A simple program that analyzes MESSI systems and decides whether they are monostationary or multistationary. If the system is multistationary, it provides rate constants and two different steady states (on the same stoichiometric compatibility class) that witness multistationarity. The program is based on Theorem 5.4 of the article "The Structure of MESSI Biological Systems", by Alicia Dickenstein and Mercedes Pérez Millán [arXiv][Journal]. (Under construction.)
Under development. [Visualization of (hoping: big) networks, analysis of multistationarity. It doesn't clean the dishes though.]

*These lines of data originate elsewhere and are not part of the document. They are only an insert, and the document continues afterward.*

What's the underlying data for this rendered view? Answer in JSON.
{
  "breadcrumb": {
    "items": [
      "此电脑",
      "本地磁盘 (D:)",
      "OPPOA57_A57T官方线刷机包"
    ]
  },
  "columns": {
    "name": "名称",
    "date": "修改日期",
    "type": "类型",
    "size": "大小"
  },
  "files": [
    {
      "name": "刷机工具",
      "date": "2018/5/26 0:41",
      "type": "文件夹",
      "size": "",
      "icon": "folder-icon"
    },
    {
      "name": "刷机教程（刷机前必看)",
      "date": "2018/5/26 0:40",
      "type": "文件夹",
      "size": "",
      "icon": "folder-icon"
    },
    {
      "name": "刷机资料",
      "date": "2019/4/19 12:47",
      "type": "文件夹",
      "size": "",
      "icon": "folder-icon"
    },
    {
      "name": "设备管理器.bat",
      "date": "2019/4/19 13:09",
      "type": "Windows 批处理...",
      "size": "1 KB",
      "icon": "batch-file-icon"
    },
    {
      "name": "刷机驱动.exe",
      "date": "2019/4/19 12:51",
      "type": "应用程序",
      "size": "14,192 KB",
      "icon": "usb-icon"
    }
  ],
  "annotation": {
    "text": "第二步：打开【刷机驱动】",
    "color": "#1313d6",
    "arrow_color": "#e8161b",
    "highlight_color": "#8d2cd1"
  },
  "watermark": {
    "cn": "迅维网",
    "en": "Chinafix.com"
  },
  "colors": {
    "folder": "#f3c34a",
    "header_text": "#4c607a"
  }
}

Under development. When the project is finished, an executable file will be released for each major platform:
- Windows (32 and 64 bit)
- Linux (32 and 64 bit)
- Mac OS X (32 and 64 bit)
Under development. The program will have a --help command and example networks to play with!
Under development.
Under development. You may check the conditions manually in the paper, for now.
Under development
Assuming you have python 3 installed, just run python tests.py.
Current (passing) tests:
- test_buildup_of_conformal_circuit_to_matrix
Asserts that we can correctly build a circuit conformal to a given matrix.
- test_buildup_of_incidence_matrix_from_network
Asserts that we can correctly build the incidence matrix from a given (MESSINetwork) network.
- test_buildup_of_complexes_matrix_from_network
Asserts that we can correctly build the educt complexes matrix from a given (MESSINetwork) network.
- test_buildup_of_stoichiometric_matrix_from_network
Asserts that we can correctly build the stoichiometric matrix from a given (MESSINetwork) network.
If the README has build/passing, everything's OK! It means that the tests aren't failing.